Feds Move Against Iranian Mosques; 1st Amendment Rears Its Head
It's undoubtedly sheer coincidence as Michael Rubin told the AP, but just as the debate over Hasan-Son-of-Allah takes on greater intensity, the Justice Department has moved to seize what is says are Iranian assets in America. They have tagged four mosques and the Piaget Building at 650 Fifth Avenue in New York, New York.
This is stage two of an ongoing action against the Alavi Foundation, and what the government alleges to be a front company, the Assa Corporation. The government brief, in claiming that these organizations are simply agents of the Iranian regime, states that a series of Iranian UN Ambassadors, along with high-ranking officials such as a deputy prime minister (a post that has not existed for twenty years; it's now deputy president), have been involved in management. Taken together, the mosques and the skyscraper are worth a lot (hundreds of millions of dollars); the headlines rightly say this could be one of the biggest counterterrorism operations in American history.

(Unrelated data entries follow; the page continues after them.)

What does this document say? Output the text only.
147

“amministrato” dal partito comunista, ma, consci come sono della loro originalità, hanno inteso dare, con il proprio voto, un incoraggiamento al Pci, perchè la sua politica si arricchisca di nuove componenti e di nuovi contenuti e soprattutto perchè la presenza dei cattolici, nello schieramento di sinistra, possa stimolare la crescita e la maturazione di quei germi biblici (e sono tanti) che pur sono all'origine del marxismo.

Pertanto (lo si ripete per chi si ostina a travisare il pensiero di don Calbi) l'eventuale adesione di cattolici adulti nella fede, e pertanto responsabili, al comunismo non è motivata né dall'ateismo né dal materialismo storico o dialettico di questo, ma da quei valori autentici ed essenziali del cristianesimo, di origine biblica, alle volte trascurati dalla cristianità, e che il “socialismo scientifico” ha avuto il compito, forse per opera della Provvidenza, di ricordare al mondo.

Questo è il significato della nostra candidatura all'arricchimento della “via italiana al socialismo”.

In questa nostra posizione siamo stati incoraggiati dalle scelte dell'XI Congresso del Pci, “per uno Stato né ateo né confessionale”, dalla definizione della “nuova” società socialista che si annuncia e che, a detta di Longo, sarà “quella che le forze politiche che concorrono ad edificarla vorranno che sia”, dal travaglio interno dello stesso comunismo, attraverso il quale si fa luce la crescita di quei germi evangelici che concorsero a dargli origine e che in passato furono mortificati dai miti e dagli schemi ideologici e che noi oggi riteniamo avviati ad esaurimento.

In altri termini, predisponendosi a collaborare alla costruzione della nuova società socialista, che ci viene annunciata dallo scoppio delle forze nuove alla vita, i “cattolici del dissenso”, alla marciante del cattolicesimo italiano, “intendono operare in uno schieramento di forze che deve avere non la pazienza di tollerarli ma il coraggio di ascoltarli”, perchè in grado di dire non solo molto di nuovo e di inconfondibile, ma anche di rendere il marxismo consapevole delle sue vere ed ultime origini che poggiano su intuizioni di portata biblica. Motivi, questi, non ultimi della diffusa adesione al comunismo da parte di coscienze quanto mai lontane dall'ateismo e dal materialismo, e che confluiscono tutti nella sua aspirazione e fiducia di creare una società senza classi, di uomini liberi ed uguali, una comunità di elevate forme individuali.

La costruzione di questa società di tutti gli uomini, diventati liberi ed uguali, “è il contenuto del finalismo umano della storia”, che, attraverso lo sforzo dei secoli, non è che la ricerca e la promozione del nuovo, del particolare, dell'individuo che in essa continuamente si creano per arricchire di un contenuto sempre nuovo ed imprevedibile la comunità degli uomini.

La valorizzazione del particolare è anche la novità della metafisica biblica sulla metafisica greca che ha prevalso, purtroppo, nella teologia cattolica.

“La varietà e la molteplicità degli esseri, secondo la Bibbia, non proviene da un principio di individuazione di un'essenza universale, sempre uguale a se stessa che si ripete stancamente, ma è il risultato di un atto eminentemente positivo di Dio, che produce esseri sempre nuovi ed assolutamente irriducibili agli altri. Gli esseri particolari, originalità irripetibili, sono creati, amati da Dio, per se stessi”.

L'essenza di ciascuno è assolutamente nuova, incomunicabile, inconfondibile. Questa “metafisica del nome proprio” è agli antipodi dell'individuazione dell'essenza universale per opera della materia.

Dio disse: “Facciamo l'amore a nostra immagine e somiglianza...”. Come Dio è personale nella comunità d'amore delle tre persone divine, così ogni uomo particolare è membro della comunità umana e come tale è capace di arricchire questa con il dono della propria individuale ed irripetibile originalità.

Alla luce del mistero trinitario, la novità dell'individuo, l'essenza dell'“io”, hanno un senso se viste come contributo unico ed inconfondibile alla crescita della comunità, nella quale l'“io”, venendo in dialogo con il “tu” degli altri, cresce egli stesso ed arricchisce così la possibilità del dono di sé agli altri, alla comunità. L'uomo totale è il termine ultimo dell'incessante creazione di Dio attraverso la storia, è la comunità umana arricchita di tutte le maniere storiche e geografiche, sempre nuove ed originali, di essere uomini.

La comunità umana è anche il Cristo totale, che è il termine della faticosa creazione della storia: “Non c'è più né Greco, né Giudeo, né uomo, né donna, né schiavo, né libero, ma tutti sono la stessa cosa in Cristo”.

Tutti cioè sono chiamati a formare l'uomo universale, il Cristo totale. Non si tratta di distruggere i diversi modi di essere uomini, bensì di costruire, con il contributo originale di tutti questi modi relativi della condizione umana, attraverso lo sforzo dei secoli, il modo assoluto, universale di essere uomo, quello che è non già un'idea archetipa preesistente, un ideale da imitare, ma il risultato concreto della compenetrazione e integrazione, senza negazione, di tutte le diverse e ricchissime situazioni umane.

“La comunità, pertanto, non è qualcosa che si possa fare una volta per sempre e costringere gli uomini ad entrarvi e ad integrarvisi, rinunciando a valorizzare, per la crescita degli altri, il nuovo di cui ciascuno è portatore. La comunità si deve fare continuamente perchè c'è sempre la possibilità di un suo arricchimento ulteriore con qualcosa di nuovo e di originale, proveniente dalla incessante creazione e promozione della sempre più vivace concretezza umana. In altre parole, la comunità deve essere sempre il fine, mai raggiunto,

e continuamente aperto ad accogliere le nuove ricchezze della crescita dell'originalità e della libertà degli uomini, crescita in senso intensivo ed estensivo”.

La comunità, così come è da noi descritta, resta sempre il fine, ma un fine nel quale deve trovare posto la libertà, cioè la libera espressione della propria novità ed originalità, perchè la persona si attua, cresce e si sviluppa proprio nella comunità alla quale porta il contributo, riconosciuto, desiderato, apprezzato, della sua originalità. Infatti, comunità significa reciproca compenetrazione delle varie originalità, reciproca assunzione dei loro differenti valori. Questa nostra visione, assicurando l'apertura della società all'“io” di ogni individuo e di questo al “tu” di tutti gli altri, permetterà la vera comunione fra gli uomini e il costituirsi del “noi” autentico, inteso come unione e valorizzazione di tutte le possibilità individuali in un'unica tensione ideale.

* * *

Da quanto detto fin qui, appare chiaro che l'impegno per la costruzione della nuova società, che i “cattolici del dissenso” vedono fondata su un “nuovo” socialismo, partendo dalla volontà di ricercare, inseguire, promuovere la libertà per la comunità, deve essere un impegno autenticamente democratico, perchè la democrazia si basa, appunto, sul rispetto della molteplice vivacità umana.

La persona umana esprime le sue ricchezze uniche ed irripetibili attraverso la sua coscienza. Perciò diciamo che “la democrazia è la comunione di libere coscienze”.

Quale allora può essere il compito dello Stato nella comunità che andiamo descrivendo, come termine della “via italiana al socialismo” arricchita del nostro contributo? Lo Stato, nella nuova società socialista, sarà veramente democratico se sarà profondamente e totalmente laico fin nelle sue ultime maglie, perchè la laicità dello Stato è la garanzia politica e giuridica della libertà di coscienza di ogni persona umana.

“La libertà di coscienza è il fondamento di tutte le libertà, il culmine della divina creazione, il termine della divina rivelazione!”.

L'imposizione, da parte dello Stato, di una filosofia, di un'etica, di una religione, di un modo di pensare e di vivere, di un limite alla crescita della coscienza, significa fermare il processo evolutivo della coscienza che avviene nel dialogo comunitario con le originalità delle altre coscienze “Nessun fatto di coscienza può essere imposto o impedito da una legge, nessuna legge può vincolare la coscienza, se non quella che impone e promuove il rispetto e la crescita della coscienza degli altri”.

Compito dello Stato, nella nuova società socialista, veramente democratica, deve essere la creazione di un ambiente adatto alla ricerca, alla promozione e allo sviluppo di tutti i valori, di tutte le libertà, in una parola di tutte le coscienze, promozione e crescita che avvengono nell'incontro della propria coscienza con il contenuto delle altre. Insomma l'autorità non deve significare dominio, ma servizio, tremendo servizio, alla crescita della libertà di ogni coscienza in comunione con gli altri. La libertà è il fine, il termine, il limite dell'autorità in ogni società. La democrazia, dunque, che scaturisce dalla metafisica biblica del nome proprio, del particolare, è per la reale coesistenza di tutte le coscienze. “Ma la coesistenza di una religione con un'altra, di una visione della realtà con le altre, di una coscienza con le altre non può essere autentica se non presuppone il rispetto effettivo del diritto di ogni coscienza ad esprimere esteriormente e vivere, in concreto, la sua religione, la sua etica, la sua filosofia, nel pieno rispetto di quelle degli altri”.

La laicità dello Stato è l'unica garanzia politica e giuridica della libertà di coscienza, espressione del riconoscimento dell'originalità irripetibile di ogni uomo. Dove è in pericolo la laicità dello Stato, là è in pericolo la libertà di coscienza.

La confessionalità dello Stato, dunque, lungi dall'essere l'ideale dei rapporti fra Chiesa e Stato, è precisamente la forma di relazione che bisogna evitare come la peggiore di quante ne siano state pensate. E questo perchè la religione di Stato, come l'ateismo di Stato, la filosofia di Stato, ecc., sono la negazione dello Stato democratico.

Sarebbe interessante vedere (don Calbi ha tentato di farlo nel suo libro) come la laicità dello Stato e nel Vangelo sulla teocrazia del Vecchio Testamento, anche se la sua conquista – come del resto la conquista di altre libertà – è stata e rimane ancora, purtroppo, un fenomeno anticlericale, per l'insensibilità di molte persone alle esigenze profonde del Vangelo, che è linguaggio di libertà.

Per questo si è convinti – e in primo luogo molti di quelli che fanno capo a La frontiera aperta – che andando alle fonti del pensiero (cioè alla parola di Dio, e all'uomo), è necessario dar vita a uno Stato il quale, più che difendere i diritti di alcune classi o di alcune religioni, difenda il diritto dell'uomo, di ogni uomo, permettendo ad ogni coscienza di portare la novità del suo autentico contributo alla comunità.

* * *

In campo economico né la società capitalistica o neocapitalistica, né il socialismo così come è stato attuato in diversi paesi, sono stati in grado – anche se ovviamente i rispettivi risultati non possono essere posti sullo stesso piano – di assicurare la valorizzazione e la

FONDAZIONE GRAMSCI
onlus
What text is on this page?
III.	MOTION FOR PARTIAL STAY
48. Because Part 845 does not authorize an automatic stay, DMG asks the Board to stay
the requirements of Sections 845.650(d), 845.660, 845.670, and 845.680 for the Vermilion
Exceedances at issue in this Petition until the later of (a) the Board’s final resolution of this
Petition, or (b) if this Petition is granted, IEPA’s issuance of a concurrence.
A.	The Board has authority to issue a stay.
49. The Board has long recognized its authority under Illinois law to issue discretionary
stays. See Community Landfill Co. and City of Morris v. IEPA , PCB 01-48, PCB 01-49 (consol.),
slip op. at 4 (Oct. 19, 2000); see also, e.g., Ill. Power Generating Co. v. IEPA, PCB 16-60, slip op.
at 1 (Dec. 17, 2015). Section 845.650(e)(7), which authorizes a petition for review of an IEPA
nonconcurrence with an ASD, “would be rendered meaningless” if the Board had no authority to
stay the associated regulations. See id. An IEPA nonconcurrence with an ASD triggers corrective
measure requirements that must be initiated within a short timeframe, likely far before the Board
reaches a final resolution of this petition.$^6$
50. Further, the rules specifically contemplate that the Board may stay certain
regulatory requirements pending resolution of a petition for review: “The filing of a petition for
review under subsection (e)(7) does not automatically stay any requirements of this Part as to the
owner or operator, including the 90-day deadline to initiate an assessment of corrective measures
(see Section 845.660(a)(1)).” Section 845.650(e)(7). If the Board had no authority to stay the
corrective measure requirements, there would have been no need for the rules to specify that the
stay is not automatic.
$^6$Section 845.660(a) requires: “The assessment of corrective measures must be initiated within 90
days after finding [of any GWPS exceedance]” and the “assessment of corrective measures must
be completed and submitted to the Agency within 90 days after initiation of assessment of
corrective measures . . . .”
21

It's a counterterrorism operation because Iran tops the State Department's list of state sponsors of terrorism, and other Iranian entities--banks and companies all over the world, as well as Iranian officials--have been targeted by the US Government.
The unusual feature of the case is the move against religious institutions, the mosques and schools associated with them. I have been saying ever since 9/11 that this would prove to be an extremely messy problem, albeit an urgent one. Radical mosques, whether (as in this case) Shi'ite or (as in the many more numerous Saudi-sponsored) Sunni ones are frequently centers of jihadi indoctrination. The case of Major Hasan demonstrates this, as he was in close contact with imams of such mosques, as were some of the 9/11 terrorists. Not all mosques produce terrorists, it has been said, but terrorists frequent mosques, and, as in the case of the assassin of Daniel Pearl, otherwise normal people have turned to jihad because they were inspired by books and sermons from radical mosques.
Yet we have traditionally insisted that even such incendiary texts and sermons are "protected speech," protected by the First Amendment guarantees of free speech and free religion. As the AP story linked above puts it:
It is extremely rare for U.S. law enforcement authorities to seize a house of worship, a step fraught with questions about the First Amendment right to freedom of religion.